Archives mensuelles : janvier 2011

Lucien Bouchard, Dessau et les gaz de schiste

Que fait-t-on, lorsqu’un expert à l’allégeance douteuse, comme André Caillé, se casse la gueule en tentant de faire avaler aux québécois la pertinence et la sécurité de l’exploitation des gaz de schiste?  Tout simple. On envoie le larbin des affairistes, Lucien Bouchard, à la rescousse.

L’Association pétrolière et gazière du Québec espère, par la nomination de ce nouveau président, amadouer la population en propulsant à l’avant-scène l’ancien premier ministre le plus populaire de l’histoire récente du Québec.

Pourtant, Lucien Bouchard se situe à des millions d’années lumière des préoccupations du citoyen québécois ordinaire.

Toute sa carrière, il pencha du bord du monde des affaires, sans compter ses va-et-vient constants entre foi souverainiste et fédéraliste démontrant à maintes reprises son caractère frivole et ambivalent.

Que cela soit clair : Bouchard n’est pas là comme médiateur dans ce dossier, mais comme représentant de commerce pour l’oligopole énergétique fossile. 

Et cela lui sied bien.

En fait, Bouchard couche avec les gens d’affaires depuis toujours.

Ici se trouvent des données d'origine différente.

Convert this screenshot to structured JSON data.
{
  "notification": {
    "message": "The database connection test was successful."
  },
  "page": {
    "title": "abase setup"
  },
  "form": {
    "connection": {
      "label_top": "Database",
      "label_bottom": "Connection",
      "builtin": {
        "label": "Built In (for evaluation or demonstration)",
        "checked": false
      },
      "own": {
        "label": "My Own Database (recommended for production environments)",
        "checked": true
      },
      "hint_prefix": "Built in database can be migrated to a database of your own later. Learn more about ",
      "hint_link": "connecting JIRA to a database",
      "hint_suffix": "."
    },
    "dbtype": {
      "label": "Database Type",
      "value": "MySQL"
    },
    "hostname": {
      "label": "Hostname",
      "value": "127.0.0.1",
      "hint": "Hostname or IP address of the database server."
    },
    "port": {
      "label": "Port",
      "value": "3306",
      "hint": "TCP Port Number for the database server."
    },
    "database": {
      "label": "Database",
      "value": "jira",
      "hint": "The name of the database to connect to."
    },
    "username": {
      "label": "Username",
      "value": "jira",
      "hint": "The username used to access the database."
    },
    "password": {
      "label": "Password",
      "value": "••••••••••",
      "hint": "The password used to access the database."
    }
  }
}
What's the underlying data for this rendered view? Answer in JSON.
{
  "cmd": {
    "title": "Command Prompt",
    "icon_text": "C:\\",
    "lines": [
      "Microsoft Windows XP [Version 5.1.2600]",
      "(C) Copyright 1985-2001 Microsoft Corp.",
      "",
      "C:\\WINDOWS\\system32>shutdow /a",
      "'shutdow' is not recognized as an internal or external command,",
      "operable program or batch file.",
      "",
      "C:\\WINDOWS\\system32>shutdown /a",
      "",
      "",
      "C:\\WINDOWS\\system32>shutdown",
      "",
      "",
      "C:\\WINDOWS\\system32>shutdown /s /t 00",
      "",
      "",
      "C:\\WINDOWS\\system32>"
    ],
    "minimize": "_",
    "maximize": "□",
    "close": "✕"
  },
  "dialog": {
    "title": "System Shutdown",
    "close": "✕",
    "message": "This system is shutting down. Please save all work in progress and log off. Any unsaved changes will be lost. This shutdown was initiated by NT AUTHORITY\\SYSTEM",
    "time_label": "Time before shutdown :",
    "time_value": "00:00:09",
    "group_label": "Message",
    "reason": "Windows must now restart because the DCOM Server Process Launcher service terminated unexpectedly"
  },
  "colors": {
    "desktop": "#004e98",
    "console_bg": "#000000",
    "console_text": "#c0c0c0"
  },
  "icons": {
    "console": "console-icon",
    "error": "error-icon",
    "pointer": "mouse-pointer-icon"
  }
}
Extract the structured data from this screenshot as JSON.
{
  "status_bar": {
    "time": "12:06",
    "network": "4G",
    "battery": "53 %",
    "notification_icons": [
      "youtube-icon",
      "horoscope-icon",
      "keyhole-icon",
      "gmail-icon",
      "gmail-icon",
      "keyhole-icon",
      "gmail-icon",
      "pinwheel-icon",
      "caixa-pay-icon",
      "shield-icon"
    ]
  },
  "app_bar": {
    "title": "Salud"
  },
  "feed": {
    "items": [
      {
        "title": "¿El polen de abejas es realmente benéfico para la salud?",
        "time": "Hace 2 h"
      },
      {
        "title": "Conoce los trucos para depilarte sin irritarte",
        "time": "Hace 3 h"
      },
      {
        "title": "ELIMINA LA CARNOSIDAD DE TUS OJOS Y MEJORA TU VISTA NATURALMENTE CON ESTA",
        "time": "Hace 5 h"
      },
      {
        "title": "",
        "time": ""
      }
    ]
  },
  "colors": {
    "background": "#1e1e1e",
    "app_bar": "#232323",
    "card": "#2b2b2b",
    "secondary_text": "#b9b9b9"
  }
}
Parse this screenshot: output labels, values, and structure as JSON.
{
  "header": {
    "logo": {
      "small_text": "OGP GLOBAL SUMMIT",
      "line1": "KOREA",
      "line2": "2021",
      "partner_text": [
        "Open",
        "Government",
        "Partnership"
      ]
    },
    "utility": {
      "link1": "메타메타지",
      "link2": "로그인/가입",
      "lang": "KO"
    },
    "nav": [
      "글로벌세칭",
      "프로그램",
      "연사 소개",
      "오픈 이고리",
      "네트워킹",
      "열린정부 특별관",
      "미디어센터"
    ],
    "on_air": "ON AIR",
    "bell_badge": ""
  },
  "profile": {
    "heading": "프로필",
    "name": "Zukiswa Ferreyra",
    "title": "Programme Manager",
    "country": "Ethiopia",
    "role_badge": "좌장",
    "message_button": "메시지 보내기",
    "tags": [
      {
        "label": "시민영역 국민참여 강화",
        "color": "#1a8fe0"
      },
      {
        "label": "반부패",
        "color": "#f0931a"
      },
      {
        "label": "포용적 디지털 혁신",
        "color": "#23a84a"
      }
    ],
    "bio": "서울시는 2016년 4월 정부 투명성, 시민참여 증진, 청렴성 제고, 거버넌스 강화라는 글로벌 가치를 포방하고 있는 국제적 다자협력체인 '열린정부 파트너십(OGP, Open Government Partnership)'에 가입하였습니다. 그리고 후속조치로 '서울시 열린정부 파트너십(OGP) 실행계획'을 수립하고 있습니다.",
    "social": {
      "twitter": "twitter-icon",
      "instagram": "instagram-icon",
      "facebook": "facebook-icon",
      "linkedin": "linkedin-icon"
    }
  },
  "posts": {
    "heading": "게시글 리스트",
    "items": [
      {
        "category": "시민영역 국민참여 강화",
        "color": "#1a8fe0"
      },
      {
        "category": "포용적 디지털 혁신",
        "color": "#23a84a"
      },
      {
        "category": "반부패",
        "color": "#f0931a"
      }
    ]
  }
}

Comme député et ministre de l’environnement sous les conservateurs de Mulroney – c’est un comble! – il marcha main dans la main avec la communauté d’affaire.

Parlons aussi de ses coupures sauvages en éducation et particulièrement en santé pendant son règne de premier ministre du Québec dont on ressent encore les effets en 2011.

Par ailleurs, son adhésion, en 2005, au Manifeste pour un Québec Lucien….lucide,  confirma ses positions conservatrices en économie souvent aux antipodes des besoins sociaux de la population.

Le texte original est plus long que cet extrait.